Due mesi fa ho ricevuto un processo verbale di constatazione, col quale la Guardia di Finanza sostiene che ho del reddito che avrei dovuto dichiarare in Italia. Se non fossi in grado di dimostrare il contrario, potrebbe arrivare un verbale di accertamento dall’Agenzia delle Entrate per 50-60.000 Euro. Risiedo all’estero, ma posseggo un immobile  del valore di 120.000 euro in Italia donatomi dai miei genitori. Non ho debiti col fisco. Prima che arrivi il verbale di accertamento, posso donare la mia casa a mio fratello (anche lui possiede già un’immobile), senza rischiare la revoca dall’Agenzia dell’Entrate solo perché esiste già un processo verbale di constatazione?

Il lettore ha ragione a temere che il fisco (cioè l’Agenzia delle Entrate) possa reagire nel caso in cui questi donasse a suo fratello un immobile di sua attuale proprietà.

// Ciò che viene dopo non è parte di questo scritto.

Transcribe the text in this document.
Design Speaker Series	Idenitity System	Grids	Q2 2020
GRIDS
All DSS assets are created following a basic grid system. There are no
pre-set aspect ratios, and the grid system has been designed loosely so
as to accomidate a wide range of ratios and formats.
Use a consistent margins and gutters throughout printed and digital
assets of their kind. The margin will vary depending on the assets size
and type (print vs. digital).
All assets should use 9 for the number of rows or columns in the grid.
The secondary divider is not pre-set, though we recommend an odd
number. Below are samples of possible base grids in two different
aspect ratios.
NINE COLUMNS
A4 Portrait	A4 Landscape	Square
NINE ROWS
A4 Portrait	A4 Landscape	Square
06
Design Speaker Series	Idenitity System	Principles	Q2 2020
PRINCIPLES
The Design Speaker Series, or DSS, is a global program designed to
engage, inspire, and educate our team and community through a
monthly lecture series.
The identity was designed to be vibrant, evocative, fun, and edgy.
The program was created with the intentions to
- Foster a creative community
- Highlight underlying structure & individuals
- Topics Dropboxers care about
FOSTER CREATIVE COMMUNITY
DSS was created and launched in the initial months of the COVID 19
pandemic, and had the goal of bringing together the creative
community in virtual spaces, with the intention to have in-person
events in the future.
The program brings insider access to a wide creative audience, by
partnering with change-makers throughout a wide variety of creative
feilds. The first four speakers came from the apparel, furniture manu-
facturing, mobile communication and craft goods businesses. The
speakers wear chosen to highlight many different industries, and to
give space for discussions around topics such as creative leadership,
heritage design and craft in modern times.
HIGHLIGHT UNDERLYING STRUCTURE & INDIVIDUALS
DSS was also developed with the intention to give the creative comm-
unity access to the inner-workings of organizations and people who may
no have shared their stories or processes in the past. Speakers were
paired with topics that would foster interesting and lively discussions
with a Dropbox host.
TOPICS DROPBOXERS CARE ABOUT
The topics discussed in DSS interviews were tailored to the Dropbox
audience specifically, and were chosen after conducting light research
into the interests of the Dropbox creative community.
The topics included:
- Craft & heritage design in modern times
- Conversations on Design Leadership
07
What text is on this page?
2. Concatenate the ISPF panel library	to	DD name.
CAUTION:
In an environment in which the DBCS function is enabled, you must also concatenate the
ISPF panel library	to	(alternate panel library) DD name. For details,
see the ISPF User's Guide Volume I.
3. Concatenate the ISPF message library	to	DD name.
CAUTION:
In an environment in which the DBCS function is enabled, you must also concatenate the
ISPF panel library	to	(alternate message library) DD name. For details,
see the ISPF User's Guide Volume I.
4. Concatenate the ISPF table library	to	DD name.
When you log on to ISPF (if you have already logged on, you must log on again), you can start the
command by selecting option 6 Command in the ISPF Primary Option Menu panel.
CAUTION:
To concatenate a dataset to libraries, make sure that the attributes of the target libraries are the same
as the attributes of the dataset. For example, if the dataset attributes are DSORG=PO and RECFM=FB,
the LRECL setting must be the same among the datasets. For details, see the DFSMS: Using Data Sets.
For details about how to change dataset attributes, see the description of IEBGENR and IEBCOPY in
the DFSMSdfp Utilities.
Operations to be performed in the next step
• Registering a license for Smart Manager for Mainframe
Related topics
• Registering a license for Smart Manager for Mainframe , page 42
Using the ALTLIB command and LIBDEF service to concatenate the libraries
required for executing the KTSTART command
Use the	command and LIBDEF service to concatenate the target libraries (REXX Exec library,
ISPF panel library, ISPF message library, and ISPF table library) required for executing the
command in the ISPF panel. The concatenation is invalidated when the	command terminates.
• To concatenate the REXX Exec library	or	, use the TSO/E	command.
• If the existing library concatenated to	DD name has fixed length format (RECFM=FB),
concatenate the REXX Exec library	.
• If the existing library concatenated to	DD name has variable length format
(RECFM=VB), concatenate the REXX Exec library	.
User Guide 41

Difatti l’azione revocatoria, disciplinata dall’articolo 2901 del Codice civile, stabilisce che il creditore può domandare che siano dichiarati inefficaci nei confronti del lettore gli atti anche a titolo gratuito (compresa quindi la donazione) a condizione che:

– l’atto rechi pregiudizio alle sue ragioni;

– il debitore conoscesse il pregiudizio che l’atto arrecava alle ragioni del creditore.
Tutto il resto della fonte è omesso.